I have one of each, both purchased from silvermans around the same time-probably will only keep one to knock around in-which one between the two is probably more durable? Battery hatch or no? tritium lume or luminova? does the date wheel cause any extra "wear and tear" on the movement in the GS2000? are there any design improvements in the GS2000?

thanks in advance

cheers

Derek


----------



## MIKE (Feb 23, 2003)

What's a GS2000









Got any pic's

Mike


----------



## denslen (Aug 15, 2007)

the general services 2000, essentially the G10 with a press on back, a date window and luminova instead of tritium

cheers,

Derek



MIKE said:


> What's a GS2000
> 
> 
> 
> ...


----------



## MIKE (Feb 23, 2003)

I wondered if it was something like that, a new version of the G10.

Thanks

Mike


----------



## Running_man (Dec 2, 2005)

denslen said:


> Hi all-
> 
> I have one of each, both purchased from silvermans around the same time-probably will only keep one to knock around in-which one between the two is probably more durable? Battery hatch or no? tritium lume or luminova? does the date wheel cause any extra "wear and tear" on the movement in the GS2000? are there any design improvements in the GS2000?
> 
> ...


I'm no expert but the original G10 has been in use for years and is tried and tested. The GS2000 has a snap on case back which doesn't seem right to me.

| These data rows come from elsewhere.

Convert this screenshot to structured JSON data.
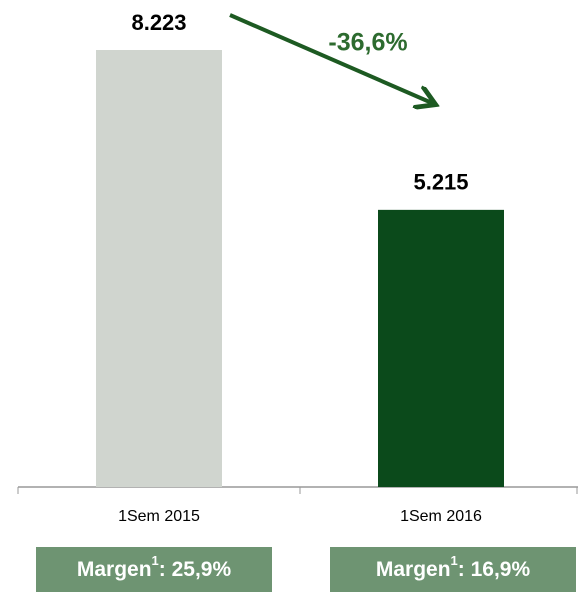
{
  "chart_data": {
    "type": "bar",
    "categories": [
      "1Sem 2015",
      "1Sem 2016"
    ],
    "values": [
      8223,
      5215
    ],
    "value_labels": [
      "8.223",
      "5.215"
    ],
    "colors": [
      "#d0d5cf",
      "#0b4a1b"
    ],
    "annotation": "-36,6%",
    "margins": [
      {
        "label": "Margen",
        "sup": "1",
        "value": ": 25,9%"
      },
      {
        "label": "Margen",
        "sup": "1",
        "value": ": 16,9%"
      }
    ]
  }
}
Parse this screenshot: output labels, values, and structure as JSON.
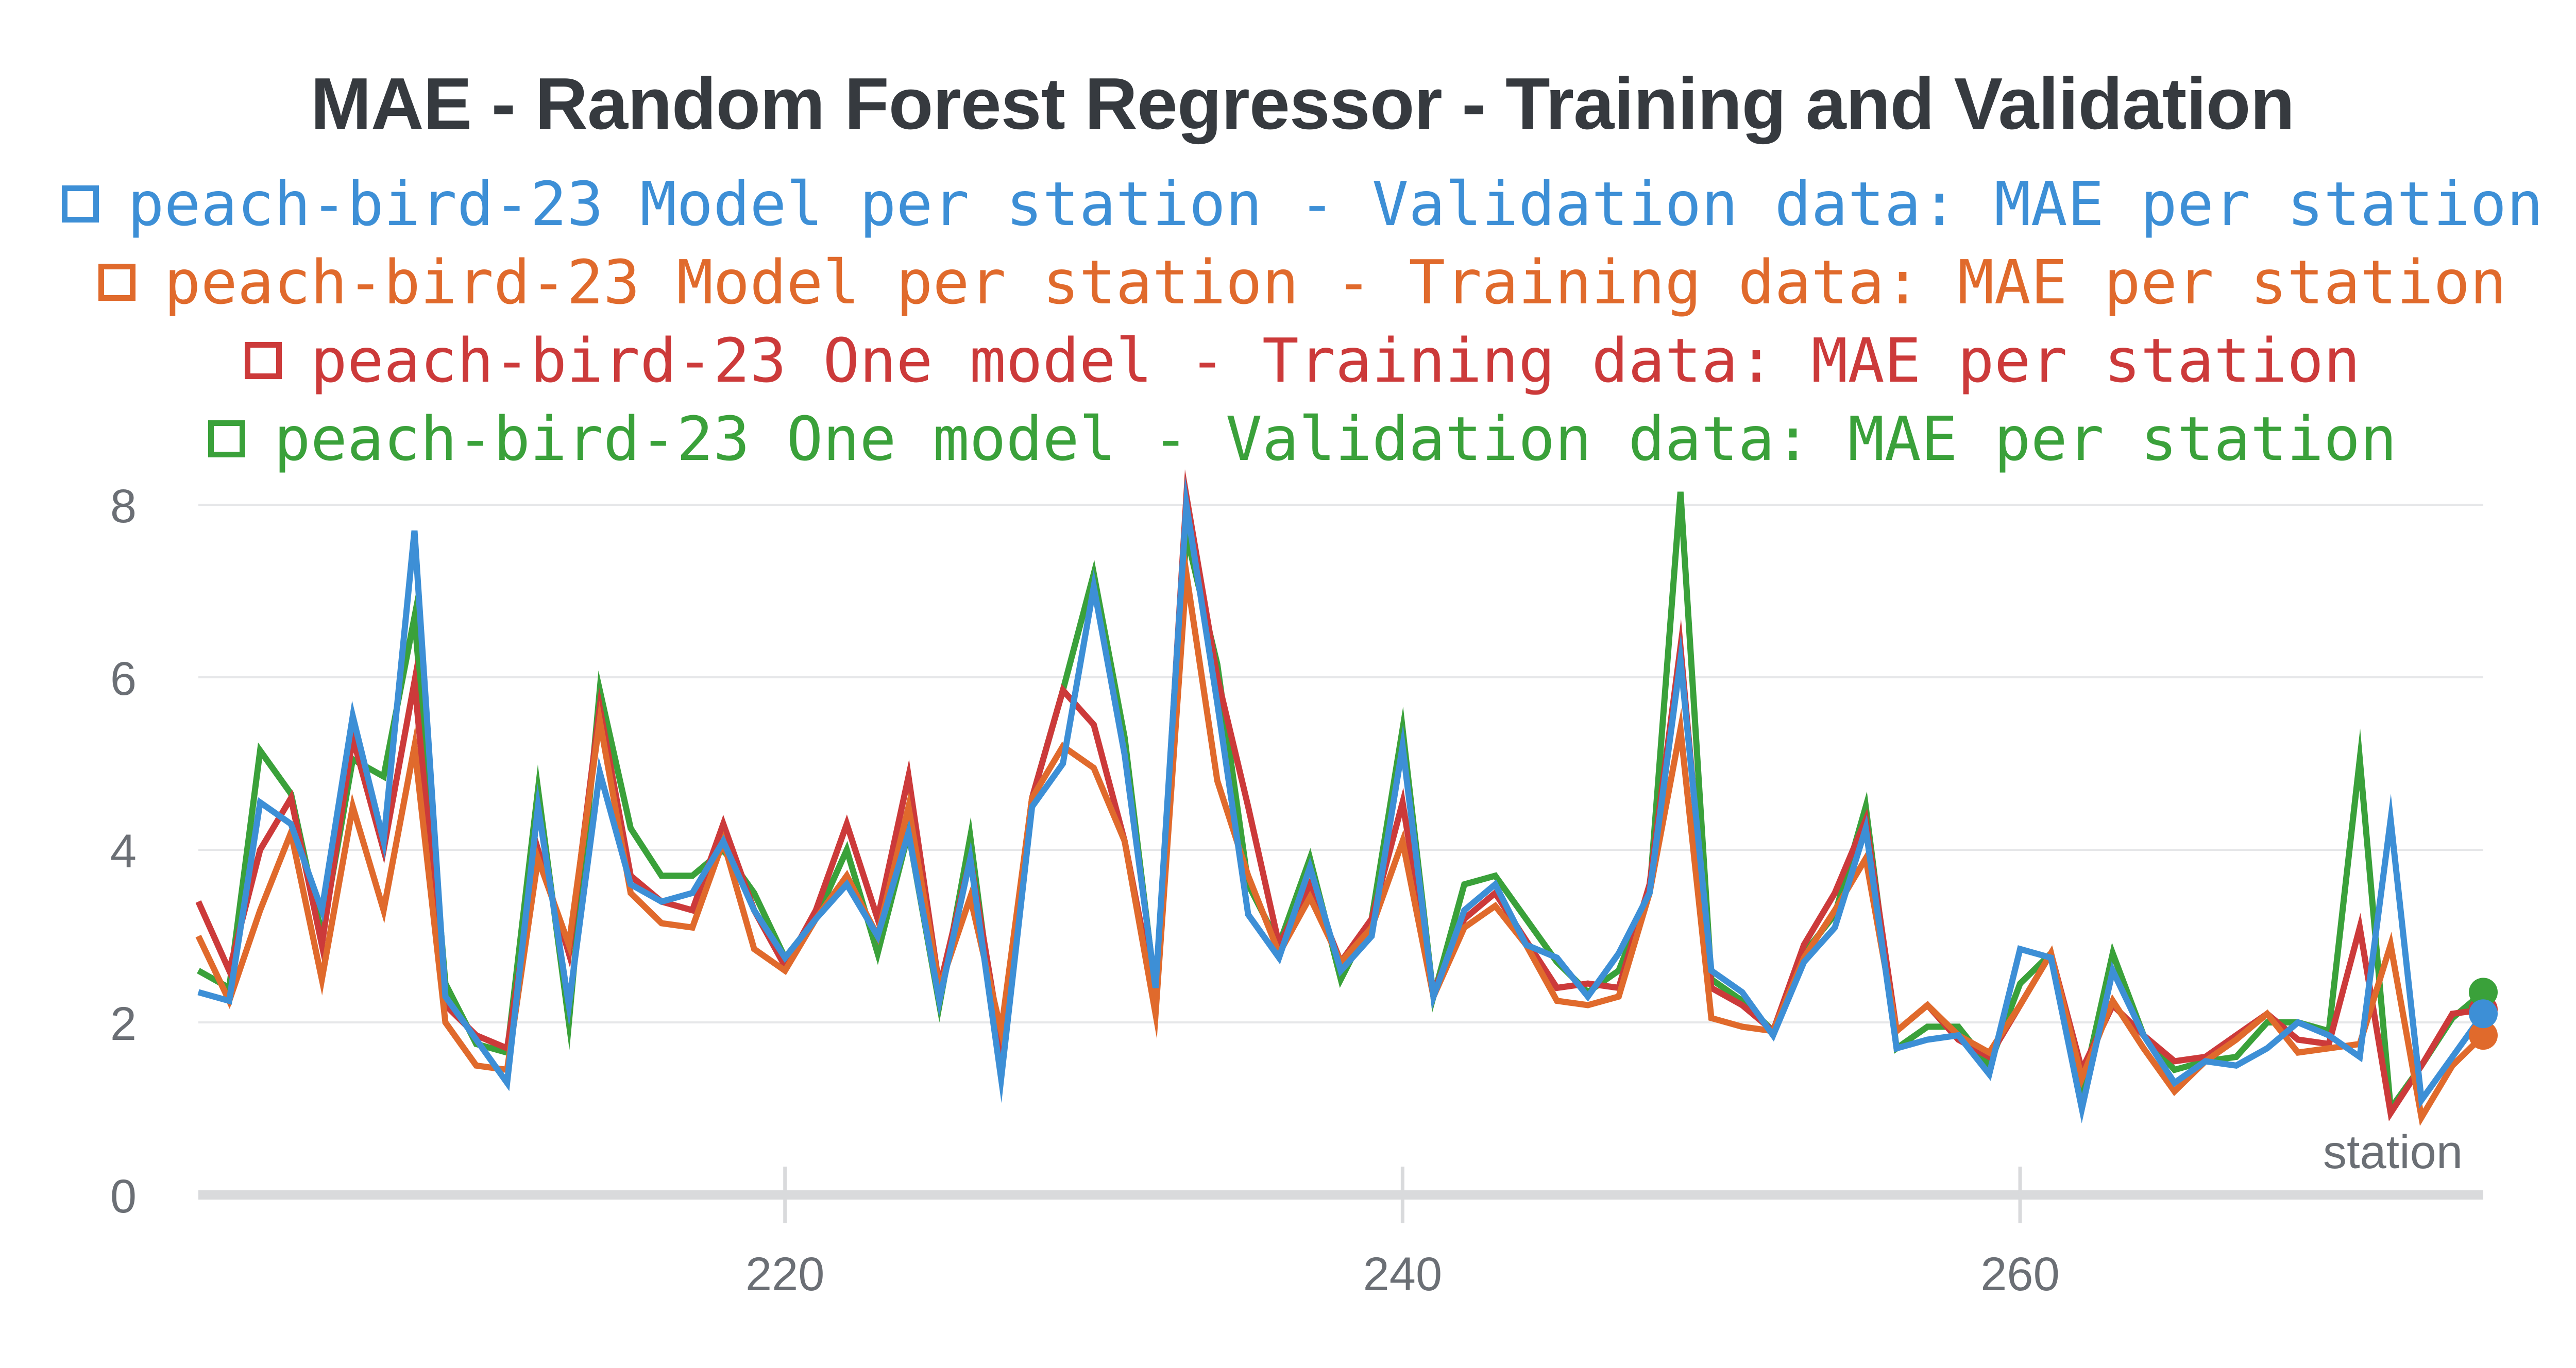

I chose the original G10 for this reason as well as it being a 'classic.' The GS 2000 does look nice though.


----------



## mach 0.0013137 (Jan 10, 2005)

Running_man said:


> denslen said:
> 
> 
> > Hi all-
> ...


CWC state that the GS2000 is



> Current RAF issue, MOD required non-tritium and no battery hatch; in all other respects it is the same watch as the current British army watch with the added feature of the date function.
> 
> Clear, precise, long-lasting. Swiss made with Swiss parts to extremely high standards.
> 
> The battery hatch is a requirement by the MOD for the CWC General Service G10; it was not specified by the RAF for the GS 2000.


----------



## andytyc (Sep 9, 2006)

I've got both as well, I must say that the GS2000 gets alot more wrist time because of the date function. In all honesty, I think they're both more or less the same. The battery hatch makes it much easier for quick replacements. As for the GS2000, getting the back of is easy, getting it back on...now that's a different story.


----------



## pg tips (May 16, 2003)

mach 0.0013137 said:


> The battery hatch is a requirement by the MOD for the CWC General Service G10; it was not specified by the RAF for the GS 2000.


Im saying nothing about the engeneering capabilitites of the respective services


----------